Alto Vale, polícia
Foto Divulgação

Rafaela Correa/DAV

A Polícia Militar Rodoviária (PMRv) fará passagem de comando na próxima semana. No dia 15 de janeiro o indicado para assumir o posto é o coronel Marcelo Egídio Costa, que já fez parte do 13º Batalhão de Polícia Militar. Em entrevista ao DAV, ele agradece a indicação do coronel Dionei Tonet, relembra momentos marcantes de sua carreira em Rio do Sul e fala de planos para atuação. A passagem de cargo será transmitida através da internet a fim de respeitar as regras sanitárias de prevenção à covid-19.

O coronel Marcelo trabalhou por quase seis anos no município de Rio do Sul, mas sua experiência vai além desse período. Após 20 anos atuando em diversas áreas ligadas ao trânsito, foi comunicado sobre a passagem do comando que estava com o coronel José Evaldo Hoffmann Júnior. “Estava trabalhando no Grupo Especial de Atuação no Combate ao Crime Organizado (Gaeco), junto ao Ministério Público, do Gaeco fui promovido a coronel e agora recebi esse convite. O principal motivo da minha escolha é a questão do meu currículo, a minha ligação com atividades de trânsito, sou pós-graduado em gestão e segurança do trânsito, quase 20 anos ligados às atividades de trânsito na corporação e também pela confiança que o comando geral tem na minha pessoa. Para mim é um prêmio, graças à confiança do nosso comandante geral Dionei Tonet, a quem devo essa indicação e essa relação profissional construída desde Rio do Sul. O meu comando da Rodoviária tem muita ligação com a cidade. Tenho muito carinho pela cidade, pelas pessoas que me acolheram muito bem, por tudo o que vivi, onde me casei, formei família, fiz grandes amigos”, conta.
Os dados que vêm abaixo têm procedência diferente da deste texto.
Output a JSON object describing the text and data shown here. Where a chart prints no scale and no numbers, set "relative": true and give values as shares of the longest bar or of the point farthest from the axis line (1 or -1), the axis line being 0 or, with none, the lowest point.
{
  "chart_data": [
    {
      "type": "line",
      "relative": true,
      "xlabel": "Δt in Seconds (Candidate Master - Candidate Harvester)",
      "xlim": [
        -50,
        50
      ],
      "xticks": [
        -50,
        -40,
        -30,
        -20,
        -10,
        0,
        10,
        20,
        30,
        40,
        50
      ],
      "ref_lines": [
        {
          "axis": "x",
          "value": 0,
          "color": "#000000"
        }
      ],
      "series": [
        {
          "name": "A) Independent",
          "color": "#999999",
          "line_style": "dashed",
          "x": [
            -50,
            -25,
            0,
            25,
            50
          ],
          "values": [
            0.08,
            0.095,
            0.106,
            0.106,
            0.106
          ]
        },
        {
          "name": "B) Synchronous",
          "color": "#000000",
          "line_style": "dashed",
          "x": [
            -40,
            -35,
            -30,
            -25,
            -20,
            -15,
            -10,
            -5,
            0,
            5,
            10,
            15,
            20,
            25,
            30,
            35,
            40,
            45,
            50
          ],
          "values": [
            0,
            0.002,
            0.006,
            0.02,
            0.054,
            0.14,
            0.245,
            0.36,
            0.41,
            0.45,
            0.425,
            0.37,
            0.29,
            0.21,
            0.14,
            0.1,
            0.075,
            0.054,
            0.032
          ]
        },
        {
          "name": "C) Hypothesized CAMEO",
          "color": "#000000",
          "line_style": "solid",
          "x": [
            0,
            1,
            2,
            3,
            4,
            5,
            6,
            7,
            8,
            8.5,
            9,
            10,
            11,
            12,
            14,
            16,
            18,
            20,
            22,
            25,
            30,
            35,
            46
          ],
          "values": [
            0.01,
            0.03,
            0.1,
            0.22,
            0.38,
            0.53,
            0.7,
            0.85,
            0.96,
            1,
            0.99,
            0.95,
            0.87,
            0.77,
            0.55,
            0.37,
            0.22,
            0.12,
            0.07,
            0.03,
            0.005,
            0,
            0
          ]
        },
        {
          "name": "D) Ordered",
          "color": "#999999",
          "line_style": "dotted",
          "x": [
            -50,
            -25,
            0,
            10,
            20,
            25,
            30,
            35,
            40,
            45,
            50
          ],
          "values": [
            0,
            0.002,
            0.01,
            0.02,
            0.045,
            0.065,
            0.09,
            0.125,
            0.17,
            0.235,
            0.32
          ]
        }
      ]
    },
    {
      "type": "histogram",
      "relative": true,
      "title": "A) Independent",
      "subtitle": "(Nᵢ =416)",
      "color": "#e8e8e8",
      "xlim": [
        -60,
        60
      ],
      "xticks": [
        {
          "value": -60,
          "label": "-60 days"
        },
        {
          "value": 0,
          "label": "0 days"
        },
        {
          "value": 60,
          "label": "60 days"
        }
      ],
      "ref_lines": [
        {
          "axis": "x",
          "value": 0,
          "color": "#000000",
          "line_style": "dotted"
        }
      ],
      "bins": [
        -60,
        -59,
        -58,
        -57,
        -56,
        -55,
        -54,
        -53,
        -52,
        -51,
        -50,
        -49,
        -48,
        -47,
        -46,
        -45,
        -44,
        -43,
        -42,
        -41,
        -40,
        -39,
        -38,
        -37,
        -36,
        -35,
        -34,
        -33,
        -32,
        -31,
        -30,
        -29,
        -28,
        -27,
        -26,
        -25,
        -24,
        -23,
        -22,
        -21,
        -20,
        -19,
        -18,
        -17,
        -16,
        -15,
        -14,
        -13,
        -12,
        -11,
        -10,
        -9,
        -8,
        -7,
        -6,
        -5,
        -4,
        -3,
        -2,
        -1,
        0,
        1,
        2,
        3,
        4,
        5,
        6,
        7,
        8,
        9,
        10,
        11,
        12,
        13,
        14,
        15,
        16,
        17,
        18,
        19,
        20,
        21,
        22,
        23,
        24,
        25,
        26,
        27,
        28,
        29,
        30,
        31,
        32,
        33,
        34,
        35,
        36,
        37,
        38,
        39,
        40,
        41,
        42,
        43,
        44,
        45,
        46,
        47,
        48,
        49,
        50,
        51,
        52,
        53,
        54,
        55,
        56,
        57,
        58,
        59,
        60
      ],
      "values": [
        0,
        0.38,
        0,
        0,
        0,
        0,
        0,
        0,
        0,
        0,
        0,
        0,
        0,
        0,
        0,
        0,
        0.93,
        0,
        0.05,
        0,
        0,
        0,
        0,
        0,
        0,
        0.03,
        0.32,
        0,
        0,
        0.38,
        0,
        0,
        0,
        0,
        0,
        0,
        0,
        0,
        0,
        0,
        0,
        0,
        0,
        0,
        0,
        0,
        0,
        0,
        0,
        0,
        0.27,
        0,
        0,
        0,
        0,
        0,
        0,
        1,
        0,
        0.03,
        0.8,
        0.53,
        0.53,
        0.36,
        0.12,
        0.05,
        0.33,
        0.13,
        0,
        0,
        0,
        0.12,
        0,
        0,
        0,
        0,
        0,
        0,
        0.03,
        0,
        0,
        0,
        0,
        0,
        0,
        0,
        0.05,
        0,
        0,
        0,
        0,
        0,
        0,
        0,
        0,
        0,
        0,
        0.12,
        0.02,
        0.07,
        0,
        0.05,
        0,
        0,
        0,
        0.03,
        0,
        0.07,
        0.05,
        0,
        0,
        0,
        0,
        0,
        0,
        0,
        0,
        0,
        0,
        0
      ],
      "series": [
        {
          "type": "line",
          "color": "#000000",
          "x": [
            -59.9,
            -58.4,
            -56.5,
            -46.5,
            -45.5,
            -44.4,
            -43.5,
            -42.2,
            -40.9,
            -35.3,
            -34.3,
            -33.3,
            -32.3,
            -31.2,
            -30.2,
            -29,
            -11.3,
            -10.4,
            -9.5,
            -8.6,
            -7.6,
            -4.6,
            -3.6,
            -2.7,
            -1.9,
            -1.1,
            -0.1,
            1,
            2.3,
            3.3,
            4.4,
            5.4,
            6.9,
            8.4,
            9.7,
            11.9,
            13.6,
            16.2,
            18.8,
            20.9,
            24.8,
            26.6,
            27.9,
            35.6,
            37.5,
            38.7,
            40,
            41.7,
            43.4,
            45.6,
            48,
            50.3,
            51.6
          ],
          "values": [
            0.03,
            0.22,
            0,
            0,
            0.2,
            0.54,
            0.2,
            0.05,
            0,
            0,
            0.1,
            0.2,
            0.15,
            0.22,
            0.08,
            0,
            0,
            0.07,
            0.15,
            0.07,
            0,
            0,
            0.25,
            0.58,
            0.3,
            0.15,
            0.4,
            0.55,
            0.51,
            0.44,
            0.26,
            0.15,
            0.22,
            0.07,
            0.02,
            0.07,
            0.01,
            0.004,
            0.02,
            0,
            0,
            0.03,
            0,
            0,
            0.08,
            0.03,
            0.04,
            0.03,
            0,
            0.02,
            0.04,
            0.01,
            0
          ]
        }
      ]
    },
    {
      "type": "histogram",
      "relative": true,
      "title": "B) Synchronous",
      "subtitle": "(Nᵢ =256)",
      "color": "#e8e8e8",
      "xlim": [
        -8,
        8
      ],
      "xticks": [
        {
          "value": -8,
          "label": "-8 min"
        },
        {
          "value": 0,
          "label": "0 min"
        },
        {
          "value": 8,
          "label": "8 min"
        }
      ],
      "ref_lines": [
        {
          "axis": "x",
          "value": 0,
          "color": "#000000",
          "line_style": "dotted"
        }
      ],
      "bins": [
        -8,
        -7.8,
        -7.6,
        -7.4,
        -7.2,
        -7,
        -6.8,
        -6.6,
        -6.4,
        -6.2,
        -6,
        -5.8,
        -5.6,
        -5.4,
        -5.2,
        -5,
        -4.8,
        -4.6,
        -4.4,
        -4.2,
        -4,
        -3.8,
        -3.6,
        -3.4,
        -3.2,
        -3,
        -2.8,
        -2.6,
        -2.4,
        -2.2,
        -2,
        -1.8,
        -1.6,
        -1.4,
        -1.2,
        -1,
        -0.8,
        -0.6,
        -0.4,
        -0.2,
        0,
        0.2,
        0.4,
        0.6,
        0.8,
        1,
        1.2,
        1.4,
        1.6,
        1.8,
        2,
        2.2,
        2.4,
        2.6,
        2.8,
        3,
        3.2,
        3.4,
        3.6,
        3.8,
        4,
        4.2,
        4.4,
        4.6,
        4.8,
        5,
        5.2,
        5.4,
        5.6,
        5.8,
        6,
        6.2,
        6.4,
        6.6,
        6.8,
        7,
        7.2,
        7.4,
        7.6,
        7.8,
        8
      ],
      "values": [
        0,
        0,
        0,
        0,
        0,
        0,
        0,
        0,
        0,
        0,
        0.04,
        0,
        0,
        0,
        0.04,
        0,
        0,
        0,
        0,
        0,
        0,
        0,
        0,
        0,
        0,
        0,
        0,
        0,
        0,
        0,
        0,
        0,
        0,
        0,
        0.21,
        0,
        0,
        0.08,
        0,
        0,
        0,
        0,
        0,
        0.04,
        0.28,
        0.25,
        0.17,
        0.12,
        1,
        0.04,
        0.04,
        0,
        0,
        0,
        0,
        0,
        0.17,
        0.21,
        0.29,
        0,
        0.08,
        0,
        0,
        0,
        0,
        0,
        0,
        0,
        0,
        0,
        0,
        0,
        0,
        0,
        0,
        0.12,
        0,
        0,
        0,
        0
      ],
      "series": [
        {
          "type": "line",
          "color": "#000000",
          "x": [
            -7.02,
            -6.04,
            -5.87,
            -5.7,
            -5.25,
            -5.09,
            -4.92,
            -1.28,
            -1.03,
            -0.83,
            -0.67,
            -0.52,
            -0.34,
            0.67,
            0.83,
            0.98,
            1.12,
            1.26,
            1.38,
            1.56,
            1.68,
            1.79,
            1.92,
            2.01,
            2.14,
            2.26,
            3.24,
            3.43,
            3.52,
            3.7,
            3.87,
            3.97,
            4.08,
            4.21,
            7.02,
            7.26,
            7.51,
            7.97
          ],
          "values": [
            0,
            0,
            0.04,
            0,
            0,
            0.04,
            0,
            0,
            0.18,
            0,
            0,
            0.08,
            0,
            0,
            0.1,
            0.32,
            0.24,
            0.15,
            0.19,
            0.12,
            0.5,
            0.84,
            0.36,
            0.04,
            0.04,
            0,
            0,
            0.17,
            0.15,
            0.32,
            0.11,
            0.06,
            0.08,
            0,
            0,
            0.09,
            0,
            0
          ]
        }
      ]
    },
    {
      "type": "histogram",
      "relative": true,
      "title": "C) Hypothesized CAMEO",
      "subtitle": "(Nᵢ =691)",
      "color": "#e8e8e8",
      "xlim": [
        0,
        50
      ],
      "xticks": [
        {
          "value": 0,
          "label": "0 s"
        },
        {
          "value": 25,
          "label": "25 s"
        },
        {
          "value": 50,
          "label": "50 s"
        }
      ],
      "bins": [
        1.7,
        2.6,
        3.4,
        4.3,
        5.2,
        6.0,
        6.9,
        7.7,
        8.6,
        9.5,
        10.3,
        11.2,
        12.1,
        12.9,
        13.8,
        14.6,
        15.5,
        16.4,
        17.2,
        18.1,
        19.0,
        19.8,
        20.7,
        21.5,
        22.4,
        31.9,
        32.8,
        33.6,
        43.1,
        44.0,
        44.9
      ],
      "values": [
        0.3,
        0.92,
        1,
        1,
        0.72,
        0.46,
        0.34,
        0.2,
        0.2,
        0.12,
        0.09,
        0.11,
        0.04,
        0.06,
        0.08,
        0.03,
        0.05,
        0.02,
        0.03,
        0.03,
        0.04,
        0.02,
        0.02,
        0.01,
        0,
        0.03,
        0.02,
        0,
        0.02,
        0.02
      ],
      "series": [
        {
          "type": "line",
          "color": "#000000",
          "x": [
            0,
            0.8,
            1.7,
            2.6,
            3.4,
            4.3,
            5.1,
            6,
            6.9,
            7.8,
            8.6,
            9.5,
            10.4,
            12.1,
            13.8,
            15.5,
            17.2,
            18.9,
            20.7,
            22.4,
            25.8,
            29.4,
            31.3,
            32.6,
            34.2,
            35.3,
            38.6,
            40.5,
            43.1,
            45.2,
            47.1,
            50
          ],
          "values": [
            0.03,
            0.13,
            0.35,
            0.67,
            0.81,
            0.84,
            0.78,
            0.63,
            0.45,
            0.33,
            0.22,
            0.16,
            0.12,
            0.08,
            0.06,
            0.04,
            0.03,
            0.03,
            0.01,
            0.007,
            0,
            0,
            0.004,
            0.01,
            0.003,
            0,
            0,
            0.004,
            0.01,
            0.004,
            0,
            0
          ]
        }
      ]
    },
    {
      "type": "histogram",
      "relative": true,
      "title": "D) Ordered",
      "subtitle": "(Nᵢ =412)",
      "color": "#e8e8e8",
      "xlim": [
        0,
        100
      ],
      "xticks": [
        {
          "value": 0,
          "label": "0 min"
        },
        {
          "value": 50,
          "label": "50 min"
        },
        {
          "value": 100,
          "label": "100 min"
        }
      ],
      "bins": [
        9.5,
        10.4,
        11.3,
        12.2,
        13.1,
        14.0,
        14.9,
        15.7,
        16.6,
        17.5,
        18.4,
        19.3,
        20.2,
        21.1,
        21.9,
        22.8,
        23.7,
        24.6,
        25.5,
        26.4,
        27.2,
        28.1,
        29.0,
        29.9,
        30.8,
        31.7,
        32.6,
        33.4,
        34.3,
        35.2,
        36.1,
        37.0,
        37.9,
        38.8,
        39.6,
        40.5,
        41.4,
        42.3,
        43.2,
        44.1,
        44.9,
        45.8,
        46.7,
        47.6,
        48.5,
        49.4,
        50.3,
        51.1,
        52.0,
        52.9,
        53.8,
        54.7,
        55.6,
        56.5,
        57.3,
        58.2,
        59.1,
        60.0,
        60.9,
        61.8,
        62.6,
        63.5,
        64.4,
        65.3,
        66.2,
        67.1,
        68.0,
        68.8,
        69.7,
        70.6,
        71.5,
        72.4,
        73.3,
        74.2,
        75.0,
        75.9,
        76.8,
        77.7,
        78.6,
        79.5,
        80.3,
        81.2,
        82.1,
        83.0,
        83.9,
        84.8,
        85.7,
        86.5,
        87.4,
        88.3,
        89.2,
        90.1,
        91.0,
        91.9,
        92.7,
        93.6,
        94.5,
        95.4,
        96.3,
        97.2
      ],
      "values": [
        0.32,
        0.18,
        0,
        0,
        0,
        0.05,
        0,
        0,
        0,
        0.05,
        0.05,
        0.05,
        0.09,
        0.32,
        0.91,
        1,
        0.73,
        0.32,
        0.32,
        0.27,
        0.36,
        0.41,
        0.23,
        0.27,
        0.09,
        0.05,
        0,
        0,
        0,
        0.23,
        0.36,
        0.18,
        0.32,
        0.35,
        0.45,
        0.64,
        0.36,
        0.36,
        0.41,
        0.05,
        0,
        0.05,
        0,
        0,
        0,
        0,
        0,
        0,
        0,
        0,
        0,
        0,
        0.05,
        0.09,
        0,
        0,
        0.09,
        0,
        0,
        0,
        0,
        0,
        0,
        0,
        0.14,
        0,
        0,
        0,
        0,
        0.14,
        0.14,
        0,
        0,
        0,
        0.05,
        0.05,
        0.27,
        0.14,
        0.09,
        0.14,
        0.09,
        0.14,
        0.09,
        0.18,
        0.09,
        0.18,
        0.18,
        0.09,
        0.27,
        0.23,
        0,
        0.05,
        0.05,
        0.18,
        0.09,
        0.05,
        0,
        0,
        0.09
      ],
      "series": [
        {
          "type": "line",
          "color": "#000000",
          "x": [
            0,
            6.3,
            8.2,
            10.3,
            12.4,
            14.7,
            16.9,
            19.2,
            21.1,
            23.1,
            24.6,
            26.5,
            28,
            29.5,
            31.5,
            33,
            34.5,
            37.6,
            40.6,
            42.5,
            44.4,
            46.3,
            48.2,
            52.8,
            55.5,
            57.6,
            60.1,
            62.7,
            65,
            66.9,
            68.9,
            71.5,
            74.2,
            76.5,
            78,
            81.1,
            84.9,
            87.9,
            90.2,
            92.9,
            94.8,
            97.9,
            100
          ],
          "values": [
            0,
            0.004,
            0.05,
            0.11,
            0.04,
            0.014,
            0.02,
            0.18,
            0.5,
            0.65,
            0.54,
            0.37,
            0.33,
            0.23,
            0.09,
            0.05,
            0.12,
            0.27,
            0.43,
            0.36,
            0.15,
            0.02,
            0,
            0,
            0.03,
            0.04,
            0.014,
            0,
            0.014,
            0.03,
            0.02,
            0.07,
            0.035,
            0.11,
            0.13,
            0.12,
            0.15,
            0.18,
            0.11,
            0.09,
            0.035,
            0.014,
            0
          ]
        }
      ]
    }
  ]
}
Questionado sobre os planos para o comando, ele destaca que o trabalho realizado pelos policiais militares rodoviários já é reconhecido e fala sobre a importância de manter boas condições de trabalho para que possam atuar de forma ainda mais eficaz no dia a dia. “A Polícia Militar Rodoviária é uma instituição já reconhecida no estado, presente nas rodovias estaduais e o trabalho é sempre priorizar a proteção, a vida das pessoas, estudando acidentes, tentando minimizar riscos, aumentando a fiscalização sobre condutores embriagados e condutores que não têm condições de dirigir veículos. O apoio é incansável aos nossos policiais militares, dar a eles condições de trabalho, de executar sua missão com afinco no dia a dia das nossas rodovias, implementar e trazer a inteligência policial para atividade da Polícia Rodoviária, por onde trafega a criminalidade do nosso estado, a exemplo do que a Polícia Rodoviária Federal vem fazendo, investimento em tecnologia como a Polícia Militar já faz em Santa Catarina e alinhamento completo ao comando geral da corporação e principalmente na questão de logística, manter os nossos comandados de equipamentos, viaturas e local de trabalho adequado”, esclarece.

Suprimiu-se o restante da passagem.